With health-related data and how to protect it at the forefront of discussion since the start of the COVID-19 pandemic, this week California Governor Gavin Newsom signed into law two bills related to genetic data. First, AB 825, will expand the definition of personal information to include genetic data, for data breach notification requirements for businesses and government agencies, as well as reasonable safeguard requirements for businesses. Second, SB 41, will establish the Genetic Information Privacy Act, requiring a direct-to-consumer genetic testing company to provide a consumer with notice and consent regarding its genetic data collection, use and disclosure policies.

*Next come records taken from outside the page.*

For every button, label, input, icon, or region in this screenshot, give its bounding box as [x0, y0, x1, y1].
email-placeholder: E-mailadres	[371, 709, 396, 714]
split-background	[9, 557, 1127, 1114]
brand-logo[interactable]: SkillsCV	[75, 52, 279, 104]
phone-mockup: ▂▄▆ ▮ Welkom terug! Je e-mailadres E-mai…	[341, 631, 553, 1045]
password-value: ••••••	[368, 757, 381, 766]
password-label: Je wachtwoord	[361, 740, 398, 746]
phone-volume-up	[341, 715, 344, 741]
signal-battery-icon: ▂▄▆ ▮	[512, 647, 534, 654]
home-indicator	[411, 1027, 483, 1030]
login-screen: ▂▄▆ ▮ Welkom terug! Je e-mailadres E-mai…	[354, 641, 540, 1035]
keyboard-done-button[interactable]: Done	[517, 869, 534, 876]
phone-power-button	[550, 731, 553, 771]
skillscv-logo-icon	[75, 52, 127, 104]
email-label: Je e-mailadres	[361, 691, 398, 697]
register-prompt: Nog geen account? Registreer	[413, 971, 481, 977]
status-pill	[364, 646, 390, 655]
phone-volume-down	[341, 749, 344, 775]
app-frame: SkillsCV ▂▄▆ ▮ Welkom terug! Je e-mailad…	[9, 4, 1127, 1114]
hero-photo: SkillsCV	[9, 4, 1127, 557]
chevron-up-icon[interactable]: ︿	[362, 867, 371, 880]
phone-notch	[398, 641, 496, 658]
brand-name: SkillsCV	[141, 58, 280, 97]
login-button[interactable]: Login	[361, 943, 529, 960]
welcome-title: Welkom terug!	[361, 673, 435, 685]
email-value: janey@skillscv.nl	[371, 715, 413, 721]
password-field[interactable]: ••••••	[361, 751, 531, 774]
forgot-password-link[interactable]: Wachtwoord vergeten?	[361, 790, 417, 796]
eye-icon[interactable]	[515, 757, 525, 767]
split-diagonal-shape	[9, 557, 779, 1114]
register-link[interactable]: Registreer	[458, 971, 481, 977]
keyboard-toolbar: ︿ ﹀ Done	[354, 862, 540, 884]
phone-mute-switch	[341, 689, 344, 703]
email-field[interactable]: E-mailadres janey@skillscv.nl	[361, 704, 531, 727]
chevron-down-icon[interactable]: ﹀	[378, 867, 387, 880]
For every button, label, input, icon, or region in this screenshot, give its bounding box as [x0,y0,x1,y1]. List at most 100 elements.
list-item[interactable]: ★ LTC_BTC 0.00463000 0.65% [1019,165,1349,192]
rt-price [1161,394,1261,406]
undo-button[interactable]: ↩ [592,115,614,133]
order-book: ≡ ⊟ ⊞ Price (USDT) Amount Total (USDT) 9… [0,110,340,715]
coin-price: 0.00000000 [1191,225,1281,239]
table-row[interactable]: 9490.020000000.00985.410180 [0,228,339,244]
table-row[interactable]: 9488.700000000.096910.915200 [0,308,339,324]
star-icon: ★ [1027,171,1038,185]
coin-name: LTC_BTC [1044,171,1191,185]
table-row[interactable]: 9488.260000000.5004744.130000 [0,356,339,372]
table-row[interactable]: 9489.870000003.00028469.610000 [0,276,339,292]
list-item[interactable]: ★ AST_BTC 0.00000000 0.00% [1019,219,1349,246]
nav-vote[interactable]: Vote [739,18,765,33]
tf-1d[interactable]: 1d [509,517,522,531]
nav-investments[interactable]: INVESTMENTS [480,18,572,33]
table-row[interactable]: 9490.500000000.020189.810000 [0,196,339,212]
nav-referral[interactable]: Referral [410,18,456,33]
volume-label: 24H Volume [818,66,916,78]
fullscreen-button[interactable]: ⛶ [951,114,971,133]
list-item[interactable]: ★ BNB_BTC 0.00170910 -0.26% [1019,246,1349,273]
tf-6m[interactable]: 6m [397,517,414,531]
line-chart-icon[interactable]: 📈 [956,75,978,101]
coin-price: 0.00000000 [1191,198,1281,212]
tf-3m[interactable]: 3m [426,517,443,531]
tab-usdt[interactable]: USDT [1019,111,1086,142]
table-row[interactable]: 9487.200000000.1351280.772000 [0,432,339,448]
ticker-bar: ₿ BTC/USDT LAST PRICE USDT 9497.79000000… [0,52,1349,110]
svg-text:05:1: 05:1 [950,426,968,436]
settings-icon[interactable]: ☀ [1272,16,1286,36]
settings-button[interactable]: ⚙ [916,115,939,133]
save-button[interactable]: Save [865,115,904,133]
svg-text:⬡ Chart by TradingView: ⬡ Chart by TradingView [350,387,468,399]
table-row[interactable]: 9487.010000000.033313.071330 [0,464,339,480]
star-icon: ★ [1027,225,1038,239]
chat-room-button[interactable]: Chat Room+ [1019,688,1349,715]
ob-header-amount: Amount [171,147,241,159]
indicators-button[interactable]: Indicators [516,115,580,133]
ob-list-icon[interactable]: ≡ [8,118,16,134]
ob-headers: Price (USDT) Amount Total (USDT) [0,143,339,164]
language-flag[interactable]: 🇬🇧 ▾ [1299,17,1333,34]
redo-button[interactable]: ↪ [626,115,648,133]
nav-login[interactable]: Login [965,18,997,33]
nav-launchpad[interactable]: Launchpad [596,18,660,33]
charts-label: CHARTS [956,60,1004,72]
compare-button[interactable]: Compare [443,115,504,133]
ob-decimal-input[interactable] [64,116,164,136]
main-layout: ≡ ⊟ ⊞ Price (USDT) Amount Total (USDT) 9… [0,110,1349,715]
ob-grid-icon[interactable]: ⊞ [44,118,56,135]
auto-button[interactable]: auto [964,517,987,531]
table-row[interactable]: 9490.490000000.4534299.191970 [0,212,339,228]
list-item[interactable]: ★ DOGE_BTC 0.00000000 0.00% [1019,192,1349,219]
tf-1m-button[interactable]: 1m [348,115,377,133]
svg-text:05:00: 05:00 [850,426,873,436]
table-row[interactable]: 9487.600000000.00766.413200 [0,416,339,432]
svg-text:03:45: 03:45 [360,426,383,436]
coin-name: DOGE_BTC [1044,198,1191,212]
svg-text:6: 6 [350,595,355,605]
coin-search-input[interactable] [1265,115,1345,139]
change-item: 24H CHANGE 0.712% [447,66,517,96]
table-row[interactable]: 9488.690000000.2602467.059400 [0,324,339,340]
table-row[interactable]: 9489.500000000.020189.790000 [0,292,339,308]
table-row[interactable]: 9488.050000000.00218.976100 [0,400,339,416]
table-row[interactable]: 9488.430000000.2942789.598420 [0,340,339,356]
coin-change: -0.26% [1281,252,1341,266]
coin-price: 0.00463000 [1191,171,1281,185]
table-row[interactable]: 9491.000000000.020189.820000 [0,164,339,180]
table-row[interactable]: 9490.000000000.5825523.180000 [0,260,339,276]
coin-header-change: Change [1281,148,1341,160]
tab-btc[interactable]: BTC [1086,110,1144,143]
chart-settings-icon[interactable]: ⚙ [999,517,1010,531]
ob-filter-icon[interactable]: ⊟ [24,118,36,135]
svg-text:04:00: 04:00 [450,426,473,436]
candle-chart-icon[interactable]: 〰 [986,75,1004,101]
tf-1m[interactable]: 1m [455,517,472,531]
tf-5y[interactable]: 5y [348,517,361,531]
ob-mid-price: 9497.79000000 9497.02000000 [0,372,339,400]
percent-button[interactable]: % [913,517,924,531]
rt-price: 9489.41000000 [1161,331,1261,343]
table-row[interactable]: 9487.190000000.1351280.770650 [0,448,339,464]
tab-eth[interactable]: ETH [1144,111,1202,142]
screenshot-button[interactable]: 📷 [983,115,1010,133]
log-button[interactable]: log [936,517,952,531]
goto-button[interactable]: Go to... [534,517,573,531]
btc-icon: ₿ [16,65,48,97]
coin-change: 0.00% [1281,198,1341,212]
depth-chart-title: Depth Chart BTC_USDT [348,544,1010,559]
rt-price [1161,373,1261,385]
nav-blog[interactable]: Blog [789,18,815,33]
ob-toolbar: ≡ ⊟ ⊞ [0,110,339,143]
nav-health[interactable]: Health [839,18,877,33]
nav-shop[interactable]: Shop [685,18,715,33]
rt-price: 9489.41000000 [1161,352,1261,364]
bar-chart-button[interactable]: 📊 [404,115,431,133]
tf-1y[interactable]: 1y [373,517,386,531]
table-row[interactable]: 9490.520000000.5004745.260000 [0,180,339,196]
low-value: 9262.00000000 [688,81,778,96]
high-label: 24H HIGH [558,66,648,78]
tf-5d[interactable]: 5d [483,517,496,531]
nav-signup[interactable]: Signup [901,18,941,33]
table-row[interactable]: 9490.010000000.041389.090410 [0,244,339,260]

Below is a breakdown of each law:
- AB 825 – Unanimously approved by the Senate on September 8th, and Assembly back in May, AB 825, will expand the definition of personal information to include genetic data and define genetic data to mean any data, regardless of its format, that results from the analysis of a biological sample of an individual, or other source, and concerns genetic material, as specified. This expanded definition of personal information will apply to three existing laws: 1) the Information Practices Act of 1977 which requires an agency that owns or licenses computerized data that includes personal information to disclose any breach of the security of the system following discovery or notification of the breach in the security of the data to any resident of California whose unencrypted personal information was compromised, 2) Civil Code 1798.81.5 which requires a business that owns, licenses, or maintains personal information about a California resident to implement and maintain reasonable security procedures and practices, and 3) Civil Code Section 1798.82 which requires a person or business that conducts business in California, and that owns or licenses computerized data that includes personal information, to disclose a breach of the security of the system following discovery or notification of the breach.
- SB 41 – Also passed unanimously by both the Senate and Assembly in September, SB 41 will establish the Genetic Information Privacy Act, which will require a direct-to-consumer genetic testing company to provide a consumer with certain information regarding the company’s policies and procedures for the collection, use, maintenance, and disclosure, as applicable, of genetic data, and to obtain a consumer’s express consent for collection, use, or disclosure of the consumer’s genetic data. In particular, the new law will provide consumers with the right to revoke consent in accordance with certain procedures, and a requirement for companies to destroy a consumer’s biological sample within 30 days of revocation of consent. The bill will further require a direct-to-consumer genetic testing company to comply with all applicable laws for disclosing genetic data to law enforcement without a consumer’s express consent, implement and maintain reasonable security procedures and practices to protect a consumer’s genetic data against unauthorized access, destruction, use, modification, or disclosure, and develop procedures and practices to enable a consumer to access their genetic data, and to delete their account and genetic data. The law will impose civil penalties for violations of the law, and enforcement of such actions will be exclusive to the Attorney General, district attorney, county counsel, city attorney, or city prosecutor.
Both laws will take effect January 1, 2022. Whether an organization is a health care provider, a genetic testing company, an employer, or other company that potentially collects genetic data, it should review its policies and practices concerning genetic tests and genetic information.